Вдохновиться можно чем угодно: когда б вы знали, из какого сора. В том числе и чем-то остроактуальным. У меня есть пьеса о пандемии «Сестра четырех», которую я написал в апреле прошлого года. То есть это текст о явлении, не только не завершившемся на момент написания, — лишь начавшемся. Я был потрясен тем, насколько огромно происходящее — не в медицинском смысле, а в историческом, если хотите — в вечностном. Не могу сказать, что дал в этой пьесе какие-то ответы. Да это и не дело писателя. Важно поставить вопросы, и я их поставил. Что перед нами? Что это в нас высвечивает?


«Я всегда оставляю дверь в прошлое открытой»


Мои герои всегда существуют автономно от меня. Я наблюдал за героями пьесы «Сестра четырех» и поражался тому, что после всего пережитого они остались такими же, какими были. В финале выясняется, что почти все — не те, за кого себя выдают. Врач не учился на врача, депутат — самозванец, писатель уже пятнадцать лет ничего не пишет. Казалось бы, после таких открытий что-то должно произойти. Но снова ничего не происходит. Псевдодепутат с пафосом говорит: «Отныне все мы будем не те!» А сумасшедшая, тоже действующая в этой пьесе, удивляется: «Все мы будем не те. Так мы ведь и были не те. Теперь, получается, снова будем не те?»

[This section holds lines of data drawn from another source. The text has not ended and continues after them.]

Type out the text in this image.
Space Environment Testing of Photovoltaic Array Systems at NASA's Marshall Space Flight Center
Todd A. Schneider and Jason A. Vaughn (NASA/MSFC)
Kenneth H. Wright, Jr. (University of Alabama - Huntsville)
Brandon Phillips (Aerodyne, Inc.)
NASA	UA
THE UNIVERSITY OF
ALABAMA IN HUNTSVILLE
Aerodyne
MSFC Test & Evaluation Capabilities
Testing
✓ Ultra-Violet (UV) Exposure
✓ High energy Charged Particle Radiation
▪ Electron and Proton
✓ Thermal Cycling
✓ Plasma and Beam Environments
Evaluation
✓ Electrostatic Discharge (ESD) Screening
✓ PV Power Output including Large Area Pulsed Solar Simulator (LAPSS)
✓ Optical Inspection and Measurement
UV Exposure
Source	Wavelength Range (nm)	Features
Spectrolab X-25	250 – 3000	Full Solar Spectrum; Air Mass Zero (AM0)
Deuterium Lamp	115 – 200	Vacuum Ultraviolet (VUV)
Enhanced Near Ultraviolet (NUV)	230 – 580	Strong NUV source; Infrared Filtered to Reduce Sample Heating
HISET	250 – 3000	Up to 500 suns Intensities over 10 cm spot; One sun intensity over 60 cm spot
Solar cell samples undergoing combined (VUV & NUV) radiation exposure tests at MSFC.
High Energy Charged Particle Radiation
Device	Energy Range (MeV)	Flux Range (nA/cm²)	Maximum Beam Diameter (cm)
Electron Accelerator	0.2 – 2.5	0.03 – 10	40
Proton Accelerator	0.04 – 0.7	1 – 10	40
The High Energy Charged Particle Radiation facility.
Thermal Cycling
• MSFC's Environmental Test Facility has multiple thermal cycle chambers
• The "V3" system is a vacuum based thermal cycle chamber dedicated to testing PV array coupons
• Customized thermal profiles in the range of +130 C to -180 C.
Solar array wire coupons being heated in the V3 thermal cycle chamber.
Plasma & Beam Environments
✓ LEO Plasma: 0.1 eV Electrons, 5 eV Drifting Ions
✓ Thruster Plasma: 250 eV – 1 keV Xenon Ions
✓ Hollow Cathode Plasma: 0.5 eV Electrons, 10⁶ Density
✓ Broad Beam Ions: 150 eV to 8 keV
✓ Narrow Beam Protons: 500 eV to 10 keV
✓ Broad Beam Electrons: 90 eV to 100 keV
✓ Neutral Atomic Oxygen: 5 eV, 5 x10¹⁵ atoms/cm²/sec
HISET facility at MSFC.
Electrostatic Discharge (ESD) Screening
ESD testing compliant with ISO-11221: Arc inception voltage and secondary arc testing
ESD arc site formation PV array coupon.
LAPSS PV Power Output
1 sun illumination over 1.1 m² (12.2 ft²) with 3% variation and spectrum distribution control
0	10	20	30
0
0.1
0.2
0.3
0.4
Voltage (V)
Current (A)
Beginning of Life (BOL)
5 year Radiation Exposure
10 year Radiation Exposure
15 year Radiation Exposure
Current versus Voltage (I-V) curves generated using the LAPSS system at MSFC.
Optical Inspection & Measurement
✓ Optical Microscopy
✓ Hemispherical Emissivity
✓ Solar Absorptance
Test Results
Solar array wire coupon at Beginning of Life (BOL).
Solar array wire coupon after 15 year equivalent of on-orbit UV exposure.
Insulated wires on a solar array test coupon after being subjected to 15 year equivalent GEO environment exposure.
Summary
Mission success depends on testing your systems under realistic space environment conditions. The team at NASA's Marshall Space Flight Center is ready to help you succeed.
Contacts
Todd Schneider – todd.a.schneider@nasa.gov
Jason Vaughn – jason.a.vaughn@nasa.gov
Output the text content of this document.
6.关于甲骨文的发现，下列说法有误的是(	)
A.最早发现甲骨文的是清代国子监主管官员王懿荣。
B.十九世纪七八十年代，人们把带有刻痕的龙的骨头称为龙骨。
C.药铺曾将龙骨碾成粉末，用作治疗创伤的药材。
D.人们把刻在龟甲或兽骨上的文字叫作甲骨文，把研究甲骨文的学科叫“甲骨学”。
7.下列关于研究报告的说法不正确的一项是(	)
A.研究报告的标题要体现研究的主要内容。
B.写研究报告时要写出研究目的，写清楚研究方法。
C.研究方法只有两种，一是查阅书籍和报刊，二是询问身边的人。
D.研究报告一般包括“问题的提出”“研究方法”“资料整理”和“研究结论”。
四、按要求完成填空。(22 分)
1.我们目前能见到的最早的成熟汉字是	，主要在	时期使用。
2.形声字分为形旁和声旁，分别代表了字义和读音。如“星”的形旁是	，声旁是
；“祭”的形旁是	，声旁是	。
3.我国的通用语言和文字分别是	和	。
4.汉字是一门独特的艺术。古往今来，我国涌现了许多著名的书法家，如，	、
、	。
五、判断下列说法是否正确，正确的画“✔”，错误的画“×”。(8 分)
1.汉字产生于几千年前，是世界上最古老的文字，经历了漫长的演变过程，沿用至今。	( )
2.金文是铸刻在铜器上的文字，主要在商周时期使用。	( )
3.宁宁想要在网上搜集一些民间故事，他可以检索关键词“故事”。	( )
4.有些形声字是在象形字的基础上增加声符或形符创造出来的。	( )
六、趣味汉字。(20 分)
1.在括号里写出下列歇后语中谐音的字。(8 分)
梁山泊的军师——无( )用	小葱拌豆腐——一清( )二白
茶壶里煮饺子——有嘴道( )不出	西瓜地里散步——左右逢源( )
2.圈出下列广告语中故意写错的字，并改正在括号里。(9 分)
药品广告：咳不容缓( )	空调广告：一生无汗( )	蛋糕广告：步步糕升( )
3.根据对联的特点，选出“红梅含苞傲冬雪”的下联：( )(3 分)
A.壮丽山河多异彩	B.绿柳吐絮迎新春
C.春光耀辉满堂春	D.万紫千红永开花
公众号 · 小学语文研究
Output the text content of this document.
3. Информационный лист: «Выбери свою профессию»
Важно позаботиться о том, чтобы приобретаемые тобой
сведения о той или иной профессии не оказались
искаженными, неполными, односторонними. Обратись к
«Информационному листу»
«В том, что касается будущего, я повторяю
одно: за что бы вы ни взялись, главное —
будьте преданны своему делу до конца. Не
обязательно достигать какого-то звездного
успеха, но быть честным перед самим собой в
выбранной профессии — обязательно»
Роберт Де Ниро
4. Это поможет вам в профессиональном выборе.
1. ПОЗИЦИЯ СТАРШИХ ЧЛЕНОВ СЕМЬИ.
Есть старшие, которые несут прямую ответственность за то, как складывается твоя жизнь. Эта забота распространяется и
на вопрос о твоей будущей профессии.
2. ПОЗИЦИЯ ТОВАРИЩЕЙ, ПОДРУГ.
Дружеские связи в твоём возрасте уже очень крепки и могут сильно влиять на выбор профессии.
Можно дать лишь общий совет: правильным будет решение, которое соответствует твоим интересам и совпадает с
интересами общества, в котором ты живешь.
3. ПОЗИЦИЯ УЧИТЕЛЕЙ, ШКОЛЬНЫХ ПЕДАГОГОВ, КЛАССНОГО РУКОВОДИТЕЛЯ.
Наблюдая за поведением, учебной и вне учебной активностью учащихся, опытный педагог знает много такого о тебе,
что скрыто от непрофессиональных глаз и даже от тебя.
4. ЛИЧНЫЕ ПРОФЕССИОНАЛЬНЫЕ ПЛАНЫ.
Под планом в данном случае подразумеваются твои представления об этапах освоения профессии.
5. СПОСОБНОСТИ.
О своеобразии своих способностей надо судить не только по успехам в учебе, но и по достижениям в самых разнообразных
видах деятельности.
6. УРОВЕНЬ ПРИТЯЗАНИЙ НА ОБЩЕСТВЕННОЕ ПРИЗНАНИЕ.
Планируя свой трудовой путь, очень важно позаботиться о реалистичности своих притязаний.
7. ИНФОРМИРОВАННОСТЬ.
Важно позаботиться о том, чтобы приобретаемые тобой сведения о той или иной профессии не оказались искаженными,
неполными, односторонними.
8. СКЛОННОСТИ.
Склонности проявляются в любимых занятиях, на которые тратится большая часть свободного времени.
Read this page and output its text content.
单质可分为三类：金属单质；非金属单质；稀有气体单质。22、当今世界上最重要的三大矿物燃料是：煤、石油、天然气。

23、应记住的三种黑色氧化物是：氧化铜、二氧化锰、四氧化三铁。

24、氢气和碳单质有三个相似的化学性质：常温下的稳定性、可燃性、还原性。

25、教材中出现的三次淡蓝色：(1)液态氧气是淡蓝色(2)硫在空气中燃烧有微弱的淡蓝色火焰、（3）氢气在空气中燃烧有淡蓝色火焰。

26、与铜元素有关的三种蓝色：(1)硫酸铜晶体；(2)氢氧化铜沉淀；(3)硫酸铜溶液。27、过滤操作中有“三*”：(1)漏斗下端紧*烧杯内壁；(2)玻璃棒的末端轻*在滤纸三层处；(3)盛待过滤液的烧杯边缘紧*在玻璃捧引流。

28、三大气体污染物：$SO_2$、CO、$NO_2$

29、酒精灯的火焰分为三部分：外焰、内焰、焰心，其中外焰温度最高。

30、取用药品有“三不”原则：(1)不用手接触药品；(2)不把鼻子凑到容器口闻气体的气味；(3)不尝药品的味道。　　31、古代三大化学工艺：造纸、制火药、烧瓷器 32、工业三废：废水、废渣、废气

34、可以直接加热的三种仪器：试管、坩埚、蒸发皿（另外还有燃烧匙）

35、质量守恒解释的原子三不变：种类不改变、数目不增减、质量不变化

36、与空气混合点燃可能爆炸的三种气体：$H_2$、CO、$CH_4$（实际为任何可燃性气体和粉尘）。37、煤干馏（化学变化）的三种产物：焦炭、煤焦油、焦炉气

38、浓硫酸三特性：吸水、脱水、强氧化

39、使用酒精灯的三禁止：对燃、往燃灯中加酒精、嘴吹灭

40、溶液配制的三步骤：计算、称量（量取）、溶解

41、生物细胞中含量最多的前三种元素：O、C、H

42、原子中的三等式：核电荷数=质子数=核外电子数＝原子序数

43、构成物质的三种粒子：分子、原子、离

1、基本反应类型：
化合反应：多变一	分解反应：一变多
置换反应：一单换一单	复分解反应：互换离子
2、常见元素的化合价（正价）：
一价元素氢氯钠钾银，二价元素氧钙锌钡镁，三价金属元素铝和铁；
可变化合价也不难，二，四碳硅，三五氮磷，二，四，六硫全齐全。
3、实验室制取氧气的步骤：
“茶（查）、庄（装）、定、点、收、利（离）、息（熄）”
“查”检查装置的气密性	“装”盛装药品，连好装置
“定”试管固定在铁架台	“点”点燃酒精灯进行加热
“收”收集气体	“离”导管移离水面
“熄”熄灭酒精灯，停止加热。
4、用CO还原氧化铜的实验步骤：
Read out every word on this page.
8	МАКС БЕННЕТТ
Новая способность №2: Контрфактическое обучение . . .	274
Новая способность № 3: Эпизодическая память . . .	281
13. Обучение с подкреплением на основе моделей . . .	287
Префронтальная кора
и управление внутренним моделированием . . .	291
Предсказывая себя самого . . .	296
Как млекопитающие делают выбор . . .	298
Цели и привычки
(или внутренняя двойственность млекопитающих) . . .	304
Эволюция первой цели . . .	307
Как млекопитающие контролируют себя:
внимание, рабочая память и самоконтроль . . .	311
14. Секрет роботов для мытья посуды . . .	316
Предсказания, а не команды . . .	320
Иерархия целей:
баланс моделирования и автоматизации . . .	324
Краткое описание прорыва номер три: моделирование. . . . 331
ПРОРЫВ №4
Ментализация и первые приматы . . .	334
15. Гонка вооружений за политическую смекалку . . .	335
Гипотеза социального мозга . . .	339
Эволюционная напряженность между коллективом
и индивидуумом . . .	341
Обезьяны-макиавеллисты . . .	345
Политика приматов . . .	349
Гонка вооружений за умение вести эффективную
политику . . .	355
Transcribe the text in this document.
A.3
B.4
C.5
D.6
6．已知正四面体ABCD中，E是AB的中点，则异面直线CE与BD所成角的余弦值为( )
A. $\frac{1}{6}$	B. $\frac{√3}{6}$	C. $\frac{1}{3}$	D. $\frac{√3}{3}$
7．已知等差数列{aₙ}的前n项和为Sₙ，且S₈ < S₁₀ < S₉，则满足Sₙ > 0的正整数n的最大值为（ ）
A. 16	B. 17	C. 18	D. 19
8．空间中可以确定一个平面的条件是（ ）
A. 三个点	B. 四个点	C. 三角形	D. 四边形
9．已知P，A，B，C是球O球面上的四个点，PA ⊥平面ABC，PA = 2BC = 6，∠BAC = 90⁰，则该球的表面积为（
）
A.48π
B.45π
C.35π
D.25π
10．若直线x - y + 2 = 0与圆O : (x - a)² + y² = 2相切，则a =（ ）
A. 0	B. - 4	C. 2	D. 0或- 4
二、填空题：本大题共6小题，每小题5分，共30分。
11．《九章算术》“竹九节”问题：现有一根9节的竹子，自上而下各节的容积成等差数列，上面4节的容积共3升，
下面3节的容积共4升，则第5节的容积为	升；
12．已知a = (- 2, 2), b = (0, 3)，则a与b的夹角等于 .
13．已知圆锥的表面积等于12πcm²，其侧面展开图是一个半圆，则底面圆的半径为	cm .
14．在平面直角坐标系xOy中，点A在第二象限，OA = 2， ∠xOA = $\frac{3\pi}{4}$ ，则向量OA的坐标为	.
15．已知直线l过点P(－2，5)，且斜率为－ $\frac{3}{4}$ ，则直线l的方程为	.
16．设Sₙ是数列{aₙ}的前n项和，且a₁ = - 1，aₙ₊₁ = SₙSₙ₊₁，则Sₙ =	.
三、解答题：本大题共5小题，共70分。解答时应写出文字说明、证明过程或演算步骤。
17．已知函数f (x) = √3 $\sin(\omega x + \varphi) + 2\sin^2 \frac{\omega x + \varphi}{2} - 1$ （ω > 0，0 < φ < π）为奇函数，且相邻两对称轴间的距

Меня потрясло, что даже такое огромное событие, как пандемия, не очень меняет людей. Человек будто оброс какой-то непробиваемой коркой. Во всяком случае, у меня было такое впечатление, когда я писал эту пьесу. Если человека бить, это будет его болью, шишками, но не обязательно станет его опытом. Опыт — не удары и не боль, а осмысление ударов и боли. К сожалению, многие люди, пережившие болезненные события, не превращают это в опыт, не становятся мудрее.

водолазкин

Так актуальная тема пандемии вдохновила меня на художественный текст. Но это в моем случае скорее исключение. Я — первый, кто избегает писать на острые темы. И не потому, что боюсь кого-то задеть. Просто я считаю, что когда пишешь на актуальные темы да еще с какими-то известными людьми в качестве героев, это снижает уровень произведения до светской хроники, выпуска новостей. А как только уходишь от актуальности — меняется калибр рассуждений, калибр произведения в целом.

Поэтому в «Лавре» я ушел в пятнадцатый век, в «Авиаторе» и «Брисбене» тоже достаточно издалека начинаю. И даже там, где я перехожу к современности, а это и в «Авиаторе», и в «Брисбене», и в «Оправдании Острова», все равно присутствует некоторая диахрония. Я всегда оставляю дверь в прошлое открытой, чтобы его можно было видеть из комнаты современности. Если текст не отражает другие времена — он плохо отражает и собственное время, без других времен современность не понять. Вот почему публицистические вещи, созданные на остроактуальном материале, редко остаются в вечности. Описываемые в них явления еще недостаточно хорошо изучены, случайные характеристики не отделены от сущностных. Актуальное произведение может остаться в веках, если автору удастся увидеть в актуальном главные черты — черты вечности.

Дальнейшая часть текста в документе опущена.